Елочка, зажгись!

Аркан
У новогоднего праздника есть одно странное свойство: после 31 декабря сразу наступает 2 января. Куда девается первое – неизвестно. Вечером усядемся за стол, звякнем фужерами с шампанским, а потом разбавим водочкой… Под хорошую, заметьте, закуску! Сидим, веселимся в меру, никого не трогаем, а просыпаешься утром – уже второе число. Загадка…
Однажды вышло так, что 2 января я попал на детскую елку, да еще с утра. Потому что у сынишки был билет – не пропускать же Елку, да еще с подарком! Сынишка бы меня не понял.

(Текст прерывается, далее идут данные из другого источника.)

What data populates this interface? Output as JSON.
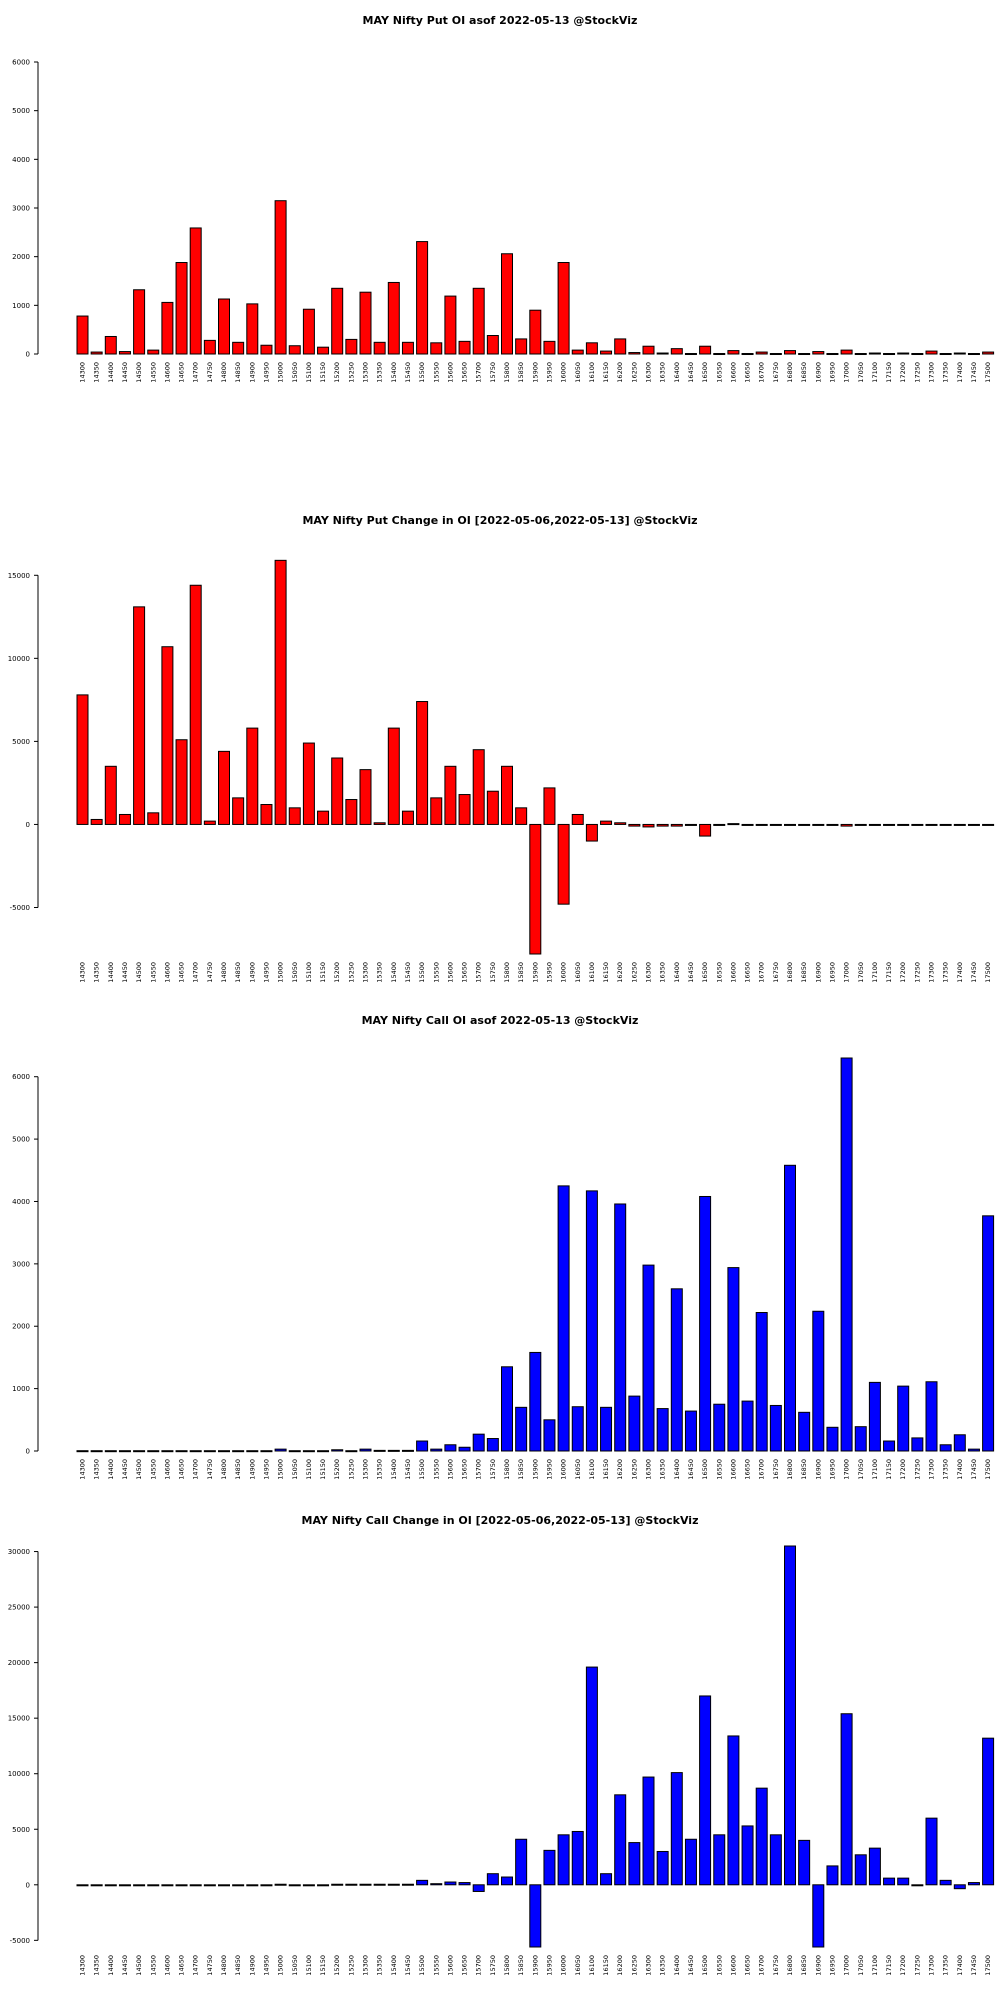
{
  "chart_data": [
    {
      "type": "bar",
      "title": "MAY Nifty Put OI asof 2022-05-13 @StockViz",
      "color": "#ff0000",
      "xlabel": "",
      "ylabel": "",
      "ylim": [
        0,
        6000
      ],
      "yticks": [
        0,
        1000,
        2000,
        3000,
        4000,
        5000,
        6000
      ],
      "categories": [
        "14300",
        "14350",
        "14400",
        "14450",
        "14500",
        "14550",
        "14600",
        "14650",
        "14700",
        "14750",
        "14800",
        "14850",
        "14900",
        "14950",
        "15000",
        "15050",
        "15100",
        "15150",
        "15200",
        "15250",
        "15300",
        "15350",
        "15400",
        "15450",
        "15500",
        "15550",
        "15600",
        "15650",
        "15700",
        "15750",
        "15800",
        "15850",
        "15900",
        "15950",
        "16000",
        "16050",
        "16100",
        "16150",
        "16200",
        "16250",
        "16300",
        "16350",
        "16400",
        "16450",
        "16500",
        "16550",
        "16600",
        "16650",
        "16700",
        "16750",
        "16800",
        "16850",
        "16900",
        "16950",
        "17000",
        "17050",
        "17100",
        "17150",
        "17200",
        "17250",
        "17300",
        "17350",
        "17400",
        "17450",
        "17500"
      ],
      "values": [
        780,
        40,
        360,
        50,
        1320,
        80,
        1060,
        1880,
        2590,
        280,
        1130,
        240,
        1030,
        180,
        3150,
        170,
        920,
        140,
        1350,
        300,
        1270,
        240,
        1470,
        240,
        2310,
        230,
        1190,
        260,
        1350,
        380,
        2060,
        310,
        900,
        260,
        1880,
        80,
        230,
        60,
        310,
        30,
        160,
        20,
        110,
        10,
        160,
        10,
        70,
        10,
        40,
        10,
        70,
        10,
        50,
        10,
        80,
        10,
        20,
        10,
        20,
        10,
        60,
        10,
        20,
        10,
        40
      ]
    },
    {
      "type": "bar",
      "title": "MAY Nifty Put Change in OI [2022-05-06,2022-05-13] @StockViz",
      "color": "#ff0000",
      "xlabel": "",
      "ylabel": "",
      "ylim": [
        -7800,
        15800
      ],
      "yticks": [
        -5000,
        0,
        5000,
        10000,
        15000
      ],
      "categories": [
        "14300",
        "14350",
        "14400",
        "14450",
        "14500",
        "14550",
        "14600",
        "14650",
        "14700",
        "14750",
        "14800",
        "14850",
        "14900",
        "14950",
        "15000",
        "15050",
        "15100",
        "15150",
        "15200",
        "15250",
        "15300",
        "15350",
        "15400",
        "15450",
        "15500",
        "15550",
        "15600",
        "15650",
        "15700",
        "15750",
        "15800",
        "15850",
        "15900",
        "15950",
        "16000",
        "16050",
        "16100",
        "16150",
        "16200",
        "16250",
        "16300",
        "16350",
        "16400",
        "16450",
        "16500",
        "16550",
        "16600",
        "16650",
        "16700",
        "16750",
        "16800",
        "16850",
        "16900",
        "16950",
        "17000",
        "17050",
        "17100",
        "17150",
        "17200",
        "17250",
        "17300",
        "17350",
        "17400",
        "17450",
        "17500"
      ],
      "values": [
        7800,
        300,
        3500,
        600,
        13100,
        700,
        10700,
        5100,
        14400,
        200,
        4400,
        1600,
        5800,
        1200,
        15900,
        1000,
        4900,
        800,
        4000,
        1500,
        3300,
        100,
        5800,
        800,
        7400,
        1600,
        3500,
        1800,
        4500,
        2000,
        3500,
        1000,
        -7800,
        2200,
        -4800,
        600,
        -1000,
        200,
        100,
        -100,
        -150,
        -100,
        -100,
        -50,
        -700,
        -30,
        50,
        -30,
        -30,
        -30,
        -30,
        -30,
        -30,
        -30,
        -100,
        -30,
        -30,
        -30,
        -30,
        -30,
        -30,
        -30,
        -30,
        -30,
        -30
      ]
    },
    {
      "type": "bar",
      "title": "MAY Nifty Call OI asof 2022-05-13 @StockViz",
      "color": "#0000ff",
      "xlabel": "",
      "ylabel": "",
      "ylim": [
        0,
        6300
      ],
      "yticks": [
        0,
        1000,
        2000,
        3000,
        4000,
        5000,
        6000
      ],
      "categories": [
        "14300",
        "14350",
        "14400",
        "14450",
        "14500",
        "14550",
        "14600",
        "14650",
        "14700",
        "14750",
        "14800",
        "14850",
        "14900",
        "14950",
        "15000",
        "15050",
        "15100",
        "15150",
        "15200",
        "15250",
        "15300",
        "15350",
        "15400",
        "15450",
        "15500",
        "15550",
        "15600",
        "15650",
        "15700",
        "15750",
        "15800",
        "15850",
        "15900",
        "15950",
        "16000",
        "16050",
        "16100",
        "16150",
        "16200",
        "16250",
        "16300",
        "16350",
        "16400",
        "16450",
        "16500",
        "16550",
        "16600",
        "16650",
        "16700",
        "16750",
        "16800",
        "16850",
        "16900",
        "16950",
        "17000",
        "17050",
        "17100",
        "17150",
        "17200",
        "17250",
        "17300",
        "17350",
        "17400",
        "17450",
        "17500"
      ],
      "values": [
        5,
        5,
        5,
        5,
        5,
        5,
        5,
        5,
        5,
        5,
        5,
        5,
        5,
        5,
        30,
        5,
        5,
        5,
        20,
        5,
        30,
        10,
        10,
        10,
        160,
        30,
        100,
        60,
        270,
        200,
        1350,
        700,
        1580,
        500,
        4250,
        710,
        4170,
        700,
        3960,
        880,
        2980,
        680,
        2600,
        640,
        4080,
        750,
        2940,
        800,
        2220,
        730,
        4580,
        620,
        2240,
        380,
        6300,
        390,
        1100,
        160,
        1040,
        210,
        1110,
        100,
        260,
        30,
        3770
      ]
    },
    {
      "type": "bar",
      "title": "MAY Nifty Call Change in OI [2022-05-06,2022-05-13] @StockViz",
      "color": "#0000ff",
      "xlabel": "",
      "ylabel": "",
      "ylim": [
        -5600,
        30500
      ],
      "yticks": [
        -5000,
        0,
        5000,
        10000,
        15000,
        20000,
        25000,
        30000
      ],
      "categories": [
        "14300",
        "14350",
        "14400",
        "14450",
        "14500",
        "14550",
        "14600",
        "14650",
        "14700",
        "14750",
        "14800",
        "14850",
        "14900",
        "14950",
        "15000",
        "15050",
        "15100",
        "15150",
        "15200",
        "15250",
        "15300",
        "15350",
        "15400",
        "15450",
        "15500",
        "15550",
        "15600",
        "15650",
        "15700",
        "15750",
        "15800",
        "15850",
        "15900",
        "15950",
        "16000",
        "16050",
        "16100",
        "16150",
        "16200",
        "16250",
        "16300",
        "16350",
        "16400",
        "16450",
        "16500",
        "16550",
        "16600",
        "16650",
        "16700",
        "16750",
        "16800",
        "16850",
        "16900",
        "16950",
        "17000",
        "17050",
        "17100",
        "17150",
        "17200",
        "17250",
        "17300",
        "17350",
        "17400",
        "17450",
        "17500"
      ],
      "values": [
        -30,
        -30,
        -30,
        -30,
        -30,
        -30,
        -30,
        -30,
        -30,
        -30,
        -30,
        -30,
        -30,
        -30,
        50,
        -30,
        -30,
        -30,
        50,
        50,
        50,
        50,
        50,
        50,
        400,
        100,
        250,
        200,
        -600,
        1000,
        700,
        4100,
        -5600,
        3100,
        4500,
        4800,
        19600,
        1000,
        8100,
        3800,
        9700,
        3000,
        10100,
        4100,
        17000,
        4500,
        13400,
        5300,
        8700,
        4500,
        30500,
        4000,
        -5600,
        1700,
        15400,
        2700,
        3300,
        600,
        600,
        -50,
        6000,
        400,
        -350,
        200,
        13200
      ]
    }
  ]
}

Рассказывать, в каком состоянии я прибыл на Елку – только настроение портить. Ну какое может быть состояние после бурного веселья? Отвратительное. Помню только, что шел я очень осторожно, не шел, а плыл, чтоб не расплескать головную боль. И чтоб не замутило. А что происходило вокруг воспринималось будто со стороны, как сквозь плотное и не очень чистое стекло с хорошей звукоизоляцией. Худо-бедно, а до своих мест – во втором ряду - мы добрались, уселись в мягкие кресла и я немного успокоился, и отдышался. А вскоре в зале погас свет, стих гул голосов, и на сцену выбежали артисты. Бог ты мой, как им было тяжело! Они все, как один, были с жесточайшего похмелья и с трудом соображали, где находятся и что надо делать. Наверное, им было куда хуже, чем мне, потому что я сидел и тупо смотрел на сцену, а они по ней бегали и даже пытались прыгать. И произносили реплики (похоже, половину невпопад). Мало того! У костюмера и гримера, очевидно, тоже день был непростой. Подозреваю, что у них, как и у меня, после 31-го тоже сразу наступило 2-е. Потому что другого объяснения жуткой одежде и невообразимому гриму я не вижу. Снегурочку от Бабы Яги, к примеру, я мог отличить только по русой косе – у Снегурочки она была, а у Яги не было. Или наоборот? Во всем остальном одна другой стоила – две опухшие размалеванные физиономии, и обе, как мне показалось, с роскошными синяками. Или это гример так расстарался синяками-то? Покосился я на малого – ничего, смотрит. Ну и ладно, думаю, пусть. Может, ему так даже интереснее.
Тут-то, глядя на сынишку, я и понял, что меня беспокоило. Обычно на детских спектаклях, и особенно новогодних представлениях, детвора живо и шумно реагирует на происходящее на сцене, хохочет, кричит, подсказывает актерам, шуршит фантиками, визжит от страха и вообще – балуется. А здесь мальчики и девочки сидели притихшие и молча, напряженно смотрели на сцену. Ну конечно, они видели, что что-то идет не так. А что именно – понять еще не могли.
А на сцене тем временем объявился Дед Мороз. Вышел он такой же медленной и осторожной походкой, что ходил в тот день я. При этом ему пришлось тащить объемистый мешок и посох. Посох он переносил вперед через три мелких шажка, яростно бил им в деревянный пол и семенил дальше, грузно опираясь на него. Не исключено, что без посоха ему и вовсе не удалось бы дойти до микрофона… Шел Дед Мороз долго и трудно, мешок мешал ему, мотал из стороны в сторону, но он мужественно двигался к цели, шаг за шагом. И весь зал, затаив дыхание, следил за ним, нервно вздрагивая при каждом ударе посоха. Добравшись в конце концов до елки, Дед Мороз остановился, соображая, в какую сторону теперь ему повернуться. То есть, он вспоминал, с какой стороны зал со зрителями. Через какие-то пять минут он все же смог сориентироваться и повернулся лицом к нам… Ну, скажу я вам, такое лицо может быть разве что у покойника на третий день после смерти. Если этому покойнику погуще намазать румянами щеки и пририсовать иссиня-черные густые брови. Добрый Дедушка мороз обвел глазами зал ласково осведомился:
- Ребята, а кто умеет разгадывать загадки?
И в мертвой гнетущей тишине темного зала, в гробовой, неестественной, пропитанной напряжением тишине, в тишине, натянутой до звона, откуда-то сзади, с галерки, на весь зал прозвучал совсем негромкий тонкий детский голосок:
- Мама, мне страшно, я домой хочу.

Вот с тех пор я не хожу на елку ни 2-го, ни 3-го, ни даже 4-го числа.